We remind our readers that fast radio pulses were first recorded in 2007. They are extremely powerful radio signals coming from deep in space. Some of the fast radio pulses, although only a millisecond long, contain energy 500 million times greater than that of the Sun.
By analysing the structure and other parameters of the fast radio pulses, scientists have gradually worked out the nature of their origin and linked them to extremely compact and extremely dense space objects known as neutron stars and magnetars, which are the same as neutron stars but have magnetic fields of unimaginable strength.
Now, the radio pulse profile of FRB 20200120E is exactly the same as that emitted by a magnetar except for its periodicity. Because this signal is repetitive, astronomers have been able to pinpoint the exact location of its source. And by analysing other parameters of the signal, they were able to determine that it, the signal, had travelled a cosmic distance not too far before reaching the radio telescope detectors.
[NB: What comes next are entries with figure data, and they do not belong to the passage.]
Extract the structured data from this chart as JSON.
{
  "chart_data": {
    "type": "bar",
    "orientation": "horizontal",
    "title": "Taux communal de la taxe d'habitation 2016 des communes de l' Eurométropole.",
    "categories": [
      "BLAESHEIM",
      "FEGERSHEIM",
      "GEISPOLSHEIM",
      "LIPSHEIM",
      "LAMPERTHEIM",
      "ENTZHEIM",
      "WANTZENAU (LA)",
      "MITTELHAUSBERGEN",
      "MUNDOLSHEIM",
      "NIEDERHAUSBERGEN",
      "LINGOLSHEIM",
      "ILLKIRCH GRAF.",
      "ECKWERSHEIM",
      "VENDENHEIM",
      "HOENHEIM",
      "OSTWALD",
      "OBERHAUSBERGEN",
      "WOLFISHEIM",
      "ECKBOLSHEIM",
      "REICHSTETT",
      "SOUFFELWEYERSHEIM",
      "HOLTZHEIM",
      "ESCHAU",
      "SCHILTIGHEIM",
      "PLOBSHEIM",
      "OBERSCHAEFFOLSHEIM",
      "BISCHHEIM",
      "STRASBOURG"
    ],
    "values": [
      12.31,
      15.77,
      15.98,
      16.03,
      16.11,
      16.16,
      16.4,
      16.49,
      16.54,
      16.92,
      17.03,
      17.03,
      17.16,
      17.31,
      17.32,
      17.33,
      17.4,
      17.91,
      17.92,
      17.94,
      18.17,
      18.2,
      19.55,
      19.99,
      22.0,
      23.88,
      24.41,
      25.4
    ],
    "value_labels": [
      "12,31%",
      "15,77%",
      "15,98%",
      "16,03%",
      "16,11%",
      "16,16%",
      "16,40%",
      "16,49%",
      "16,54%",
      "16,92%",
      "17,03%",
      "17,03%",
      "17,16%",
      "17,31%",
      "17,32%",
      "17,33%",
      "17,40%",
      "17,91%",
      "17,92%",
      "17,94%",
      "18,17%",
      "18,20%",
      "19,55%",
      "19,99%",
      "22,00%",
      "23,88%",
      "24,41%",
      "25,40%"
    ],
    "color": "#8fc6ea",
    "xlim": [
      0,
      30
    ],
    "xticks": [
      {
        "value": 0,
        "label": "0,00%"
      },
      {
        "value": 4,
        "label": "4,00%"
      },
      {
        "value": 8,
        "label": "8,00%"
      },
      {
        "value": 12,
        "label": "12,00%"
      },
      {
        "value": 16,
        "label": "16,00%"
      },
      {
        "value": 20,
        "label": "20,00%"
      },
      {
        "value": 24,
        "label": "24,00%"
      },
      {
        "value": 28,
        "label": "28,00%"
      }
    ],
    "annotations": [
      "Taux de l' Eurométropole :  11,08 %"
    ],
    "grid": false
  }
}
"Traces" of the investigation led to a globular cluster inside the M81 galaxy, additional investigations carried out a little later only confirmed this fact. But this fact, as mentioned above, is the problem. Globular clusters are compact groups of very old stars, which have a mass approximately equal to that of the Sun. All of these stars will have formed in the depths of the same gas cloud at about the same time and, quietly and unhurriedly, have been living out their lives like small-town dwellers ever since.
Neutron stars, on the other hand, which are sources of rapid radio pulses, tend to form from more massive stars with a shorter cycle, called a hydrogen sequence. According to this fact, the appearance of a neutron star in the bowels of a globular cluster is highly unlikely.
However, scientists have already encountered the presence of millisecond pulsars in globular clusters. Such cases are explained by the fact that, due to the high density of stars, stars may collide to form low-mass X-ray double stars and pulsars. Scientists have also identified a mechanism that allows a magnetar to form in a different way from the traditional way. A magnetar can form from the collision of two white dwarf stars or when one white dwarf star absorbs enough matter mass from its closest companion and collapses into a neutron star.